Map tiles copyright OpenStreetMap contributors
I have been tracking my runs for a few years now, and have always wanted to do something with the data. After a few iterations, this map is what I came up with. I have written below about my inspiration for the visualization, some technical details, and a bit of unnecessary evangelizing for the sport of running.
I am an on-again, off-again runner. I haven’t been getting my kilometers in for the past few months, but this time last year I was starting to ramp my training up for the Calgary Marathon. Sports don’t come naturally to me, so completing a marathon is by far my biggest athletic achievement to date.
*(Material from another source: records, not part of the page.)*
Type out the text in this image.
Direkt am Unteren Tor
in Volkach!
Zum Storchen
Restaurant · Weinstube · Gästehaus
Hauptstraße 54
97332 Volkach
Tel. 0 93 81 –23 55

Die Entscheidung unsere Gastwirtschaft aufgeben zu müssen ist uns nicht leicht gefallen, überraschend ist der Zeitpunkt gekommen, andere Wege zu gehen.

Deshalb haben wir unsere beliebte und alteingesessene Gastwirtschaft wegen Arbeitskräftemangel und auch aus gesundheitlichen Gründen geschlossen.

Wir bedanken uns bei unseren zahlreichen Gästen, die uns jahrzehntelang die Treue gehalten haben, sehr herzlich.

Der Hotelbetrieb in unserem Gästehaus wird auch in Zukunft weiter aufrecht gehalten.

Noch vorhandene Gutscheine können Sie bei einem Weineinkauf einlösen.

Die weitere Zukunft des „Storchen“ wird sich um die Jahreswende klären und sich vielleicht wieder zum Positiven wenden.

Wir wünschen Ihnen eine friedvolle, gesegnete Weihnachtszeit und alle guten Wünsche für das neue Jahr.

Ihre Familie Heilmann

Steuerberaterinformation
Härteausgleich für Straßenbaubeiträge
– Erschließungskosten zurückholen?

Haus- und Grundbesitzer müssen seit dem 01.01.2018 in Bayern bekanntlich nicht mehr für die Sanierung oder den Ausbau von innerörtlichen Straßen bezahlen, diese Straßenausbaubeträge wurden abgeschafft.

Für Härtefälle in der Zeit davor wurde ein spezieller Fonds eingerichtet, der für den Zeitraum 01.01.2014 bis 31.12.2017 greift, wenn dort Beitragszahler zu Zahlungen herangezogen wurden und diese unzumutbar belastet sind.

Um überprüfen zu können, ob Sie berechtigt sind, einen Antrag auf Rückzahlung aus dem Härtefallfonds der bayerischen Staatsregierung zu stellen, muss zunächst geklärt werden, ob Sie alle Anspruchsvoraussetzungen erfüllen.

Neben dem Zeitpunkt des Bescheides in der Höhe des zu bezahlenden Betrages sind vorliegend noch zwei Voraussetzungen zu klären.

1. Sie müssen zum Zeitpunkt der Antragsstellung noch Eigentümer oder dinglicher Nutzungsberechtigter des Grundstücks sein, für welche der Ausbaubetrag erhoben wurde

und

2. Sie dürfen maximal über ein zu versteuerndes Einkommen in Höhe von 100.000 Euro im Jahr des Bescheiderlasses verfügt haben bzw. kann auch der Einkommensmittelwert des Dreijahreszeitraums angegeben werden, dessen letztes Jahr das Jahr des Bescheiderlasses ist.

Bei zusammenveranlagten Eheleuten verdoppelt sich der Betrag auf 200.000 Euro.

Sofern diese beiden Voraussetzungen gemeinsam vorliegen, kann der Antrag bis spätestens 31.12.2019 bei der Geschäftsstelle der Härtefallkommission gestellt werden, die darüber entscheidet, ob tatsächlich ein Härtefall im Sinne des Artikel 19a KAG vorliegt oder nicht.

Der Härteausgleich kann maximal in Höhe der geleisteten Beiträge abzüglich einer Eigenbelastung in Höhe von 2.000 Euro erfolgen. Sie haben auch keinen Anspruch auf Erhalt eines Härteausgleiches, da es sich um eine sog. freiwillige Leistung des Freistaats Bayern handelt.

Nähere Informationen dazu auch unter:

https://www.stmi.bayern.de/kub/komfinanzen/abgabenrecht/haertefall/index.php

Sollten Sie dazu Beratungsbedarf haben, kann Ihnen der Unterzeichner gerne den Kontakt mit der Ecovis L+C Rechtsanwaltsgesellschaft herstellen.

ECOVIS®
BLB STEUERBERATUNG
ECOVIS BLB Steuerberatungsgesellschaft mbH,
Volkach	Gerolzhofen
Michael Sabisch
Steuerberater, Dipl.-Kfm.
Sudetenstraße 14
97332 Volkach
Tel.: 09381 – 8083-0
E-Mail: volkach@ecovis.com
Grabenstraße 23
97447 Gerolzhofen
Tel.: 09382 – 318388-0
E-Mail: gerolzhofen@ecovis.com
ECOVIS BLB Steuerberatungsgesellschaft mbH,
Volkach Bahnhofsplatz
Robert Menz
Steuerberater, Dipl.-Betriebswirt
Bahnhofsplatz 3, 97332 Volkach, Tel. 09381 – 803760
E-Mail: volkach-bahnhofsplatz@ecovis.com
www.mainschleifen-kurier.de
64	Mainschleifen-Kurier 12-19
Convincing yourself to get out running can be difficult (my recent dry spell is a testament to that). But it’s worth it — for the exercise, because sneakers are cheaper than a gym membership, and to get to know a different side of your city.
Another reason to pick up running is the sweet, sweet data. If you use an activity tracker, such as Strava or Runkeeper, then every time you go on a run new data in the form of a GPS trace file is generated. Most activity tracker apps allow you to painlessly export your data out of the service. You can then do your own analysis, or in this case, make maps.
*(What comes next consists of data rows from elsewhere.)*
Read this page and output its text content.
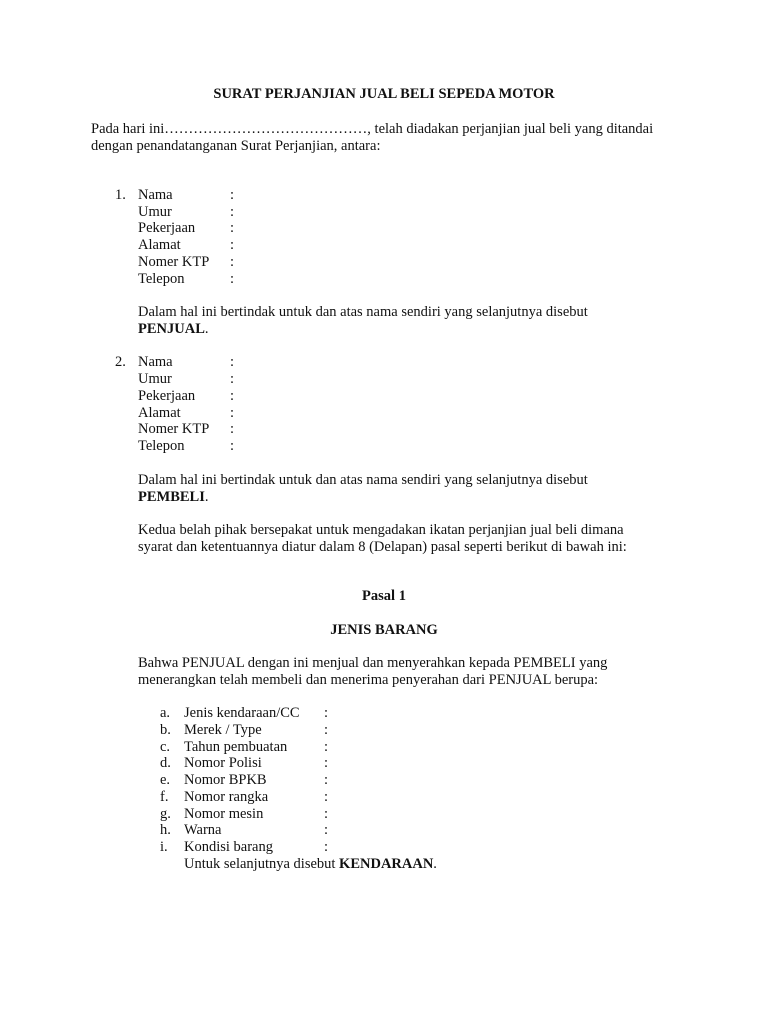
SURAT PERJANJIAN JUAL BELI SEPEDA MOTOR
Pada hari ini……………………………………, telah diadakan perjanjian jual beli yang ditandai
dengan penandatanganan Surat Perjanjian, antara:
1. Nama	:
Umur	:
Pekerjaan :
Alamat	:
Nomer KTP :
Telepon	:
Dalam hal ini bertindak untuk dan atas nama sendiri yang selanjutnya disebut
PENJUAL.
2. Nama	:
Umur	:
Pekerjaan :
Alamat	:
Nomer KTP :
Telepon	:
Dalam hal ini bertindak untuk dan atas nama sendiri yang selanjutnya disebut
PEMBELI.
Kedua belah pihak bersepakat untuk mengadakan ikatan perjanjian jual beli dimana
syarat dan ketentuannya diatur dalam 8 (Delapan) pasal seperti berikut di bawah ini:
Pasal 1
JENIS BARANG
Bahwa PENJUAL dengan ini menjual dan menyerahkan kepada PEMBELI yang
menerangkan telah membeli dan menerima penyerahan dari PENJUAL berupa:
a. Jenis kendaraan/CC :
b. Merek / Type	:
c. Tahun pembuatan	:
d. Nomor Polisi	:
e. Nomor BPKB	:
f. Nomor rangka	:
g. Nomor mesin	:
h. Warna	:
i. Kondisi barang	:
Untuk selanjutnya disebut KENDARAAN.
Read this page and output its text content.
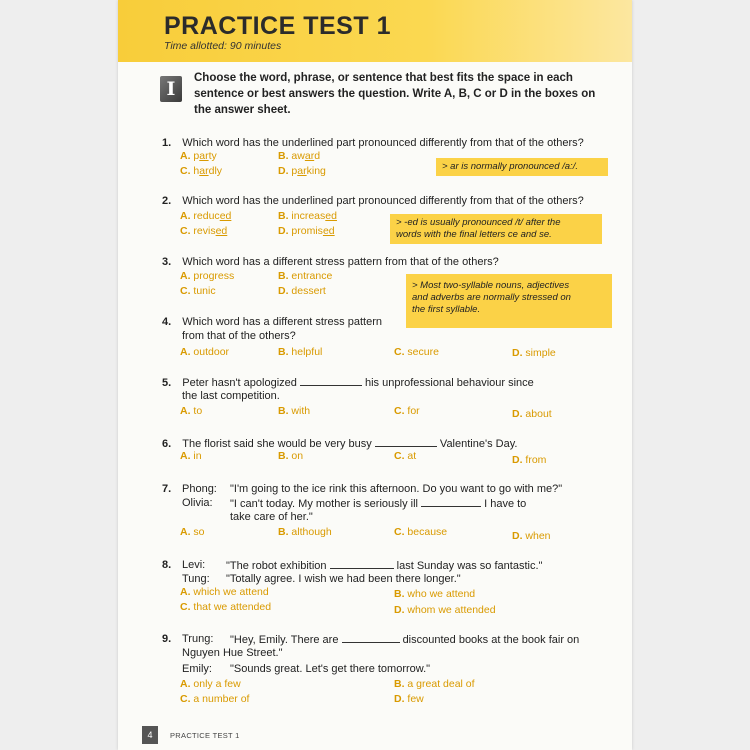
PRACTICE TEST 1
Time allotted: 90 minutes
I	Choose the word, phrase, or sentence that best fits the space in each sentence or best answers the question. Write A, B, C or D in the boxes on the answer sheet.
1. Which word has the underlined part pronounced differently from that of the others?
A. party	B. award
C. hardly	D. parking	> ar is normally pronounced /a:/.
2. Which word has the underlined part pronounced differently from that of the others?
A. reduced	B. increased
C. revised	D. promised
> -ed is usually pronounced /t/ after the
words with the final letters ce and se.
3. Which word has a different stress pattern from that of the others?
A. progress	B. entrance
C. tunic	D. dessert	> Most two-syllable nouns, adjectives
and adverbs are normally stressed on
the first syllable.
4. Which word has a different stress pattern
from that of the others?
A. outdoor	B. helpful	C. secure	D. simple
5. Peter hasn't apologized	his unprofessional behaviour since
the last competition.
A. to	B. with	C. for	D. about
6. The florist said she would be very busy	Valentine's Day.
A. in	B. on	C. at	D. from
7. Phong: "I'm going to the ice rink this afternoon. Do you want to go with me?"
Olivia: "I can't today. My mother is seriously ill	I have to
take care of her."
A. so	B. although	C. because	D. when
8. Levi: "The robot exhibition	last Sunday was so fantastic."
Tung: "Totally agree. I wish we had been there longer."
A. which we attend	B. who we attend
C. that we attended	D. whom we attended
9. Trung: "Hey, Emily. There are	discounted books at the book fair on
Nguyen Hue Street."
Emily: "Sounds great. Let's get there tomorrow."
A. only a few	B. a great deal of
C. a number of	D. few
4	PRACTICE TEST 1
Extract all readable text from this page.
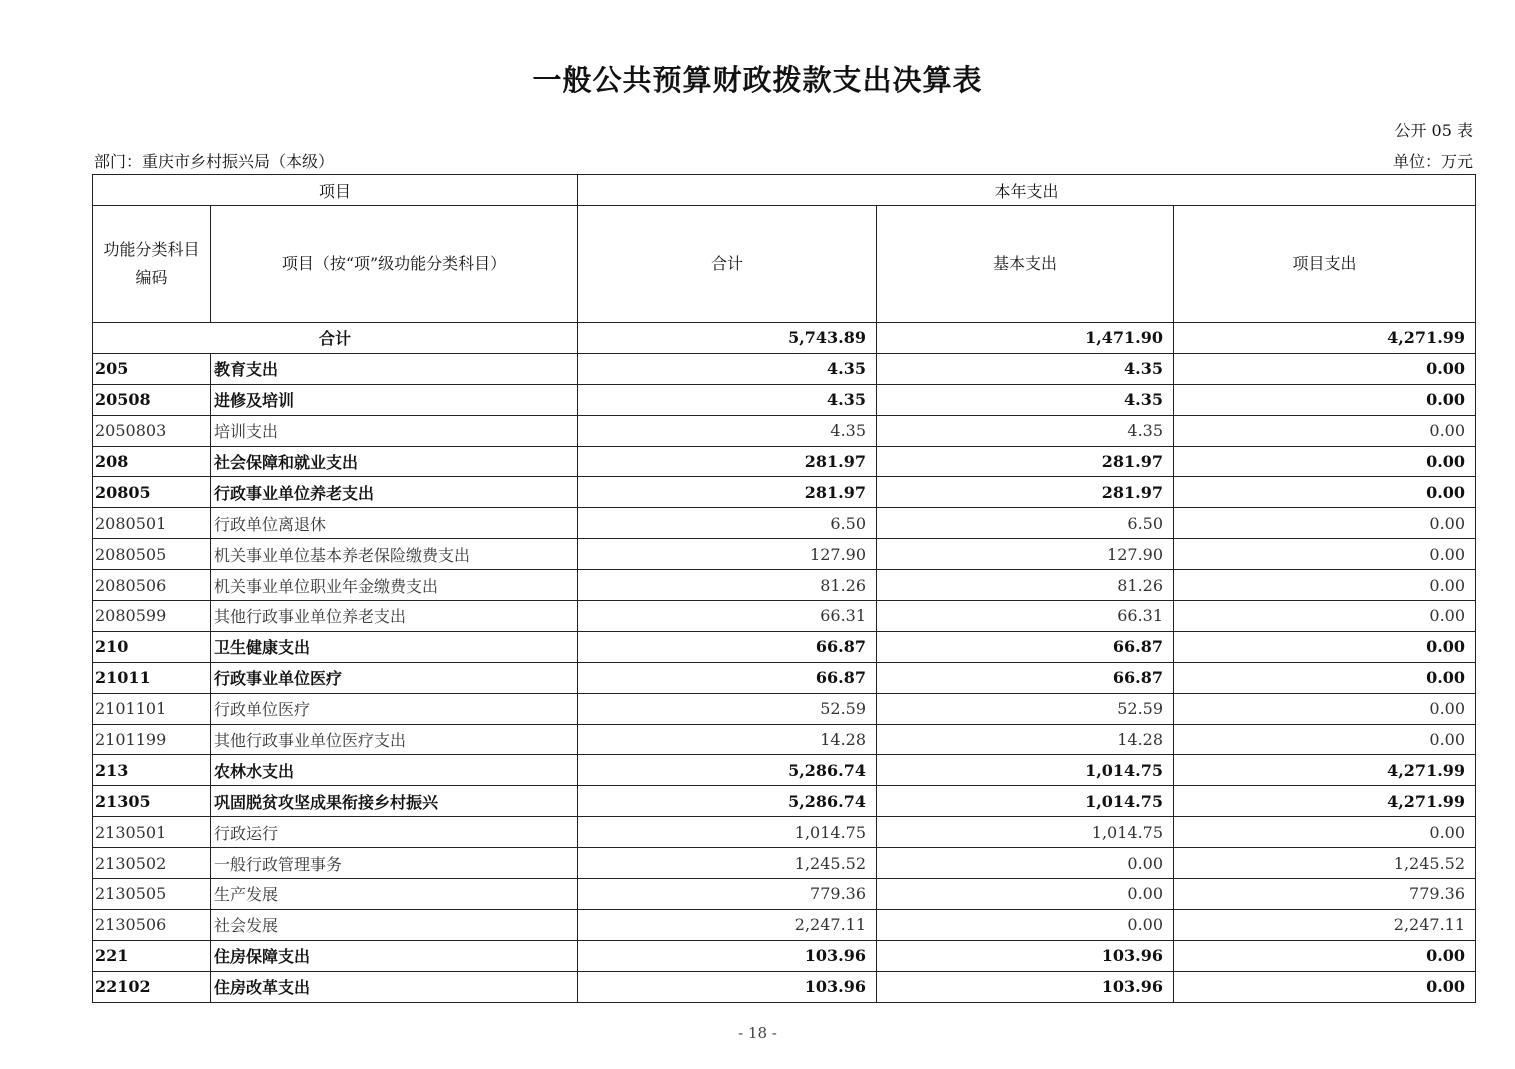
一般公共预算财政拨款支出决算表
公开 05 表
部门：重庆市乡村振兴局（本级）	单位：万元
项目		本年支出		
功能分类科目编码	项目（按“项”级功能分类科目）	合计	基本支出	项目支出
合计		5,743.89	1,471.90	4,271.99
205	教育支出	4.35	4.35	0.00
20508	进修及培训	4.35	4.35	0.00
2050803	培训支出	4.35	4.35	0.00
208	社会保障和就业支出	281.97	281.97	0.00
20805	行政事业单位养老支出	281.97	281.97	0.00
2080501	行政单位离退休	6.50	6.50	0.00
2080505	机关事业单位基本养老保险缴费支出	127.90	127.90	0.00
2080506	机关事业单位职业年金缴费支出	81.26	81.26	0.00
2080599	其他行政事业单位养老支出	66.31	66.31	0.00
210	卫生健康支出	66.87	66.87	0.00
21011	行政事业单位医疗	66.87	66.87	0.00
2101101	行政单位医疗	52.59	52.59	0.00
2101199	其他行政事业单位医疗支出	14.28	14.28	0.00
213	农林水支出	5,286.74	1,014.75	4,271.99
21305	巩固脱贫攻坚成果衔接乡村振兴	5,286.74	1,014.75	4,271.99
2130501	行政运行	1,014.75	1,014.75	0.00
2130502	一般行政管理事务	1,245.52	0.00	1,245.52
2130505	生产发展	779.36	0.00	779.36
2130506	社会发展	2,247.11	0.00	2,247.11
221	住房保障支出	103.96	103.96	0.00
22102	住房改革支出	103.96	103.96	0.00
- 18 -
A great example of visualizing activity data is the beautiful Strava global heatmap. I have used the global heatmap as a resource when traveling to new and unfamiliar cities to aid in the search for scenic and well-traveled running paths.
My Strava personal heatmap
With a Strava premium subscription, you can generate your own personalized heatmap. This project started out as an attempt to recreate my personal heatmap and improve my D3 skills in the process.
Time and speed are an important part of running which you don’t get to see in the personal heatmap. My goal with this visualization was to convey that motion. The inspiration for this came from the excellent America’s Cup Finale piece by Mike Bostock and Shan Carter for the New York Times.
After adding movement, all the points start superimposed and then venture out in different directions. This creates an effect similar to a swarm of insects or a Super Meat Boy victory sequence. The heatmap is built up over time as all of the points move along their routes.
The map is displayed in the browser using D3.js. I have been tinkering with the library for a few years, and this is my first serious project. I relied heavily on a few examples to get going, especially this block and viewing source on the America’s Cup article mentioned earlier. Broadly, the steps involved in creating the visualization were:
.gpxparser in Python (you could also use gpx-py, but I wanted to write a simple parser as a learning exercise)
If you want to try creating a similar map with your own data, I’ve put all the code and more detailed instructions on GitHub.
My biggest source of pain on this project has been performance and frame rate. The position of each point has to be updated many times per second for the animation to appear pleasantly smooth.
The usual D3 workflow consists of binding data to the DOM and rendering SVG elements. This DOM integration is a reason why D3 is powerful, but also imposes some limitations. Large amounts of nodes result in sluggish animations or browser crashes.
I tried to get to a level of performance that I was happy with using SVG rendering but was unsuccessful. Thankfully, I eventually stumbled upon a very helpful article by Irene Ros on working with D3 and Canvas. Using canvas as a renderer is more appropriate for my use case (many frequently updated nodes) and helped solve my performance woes.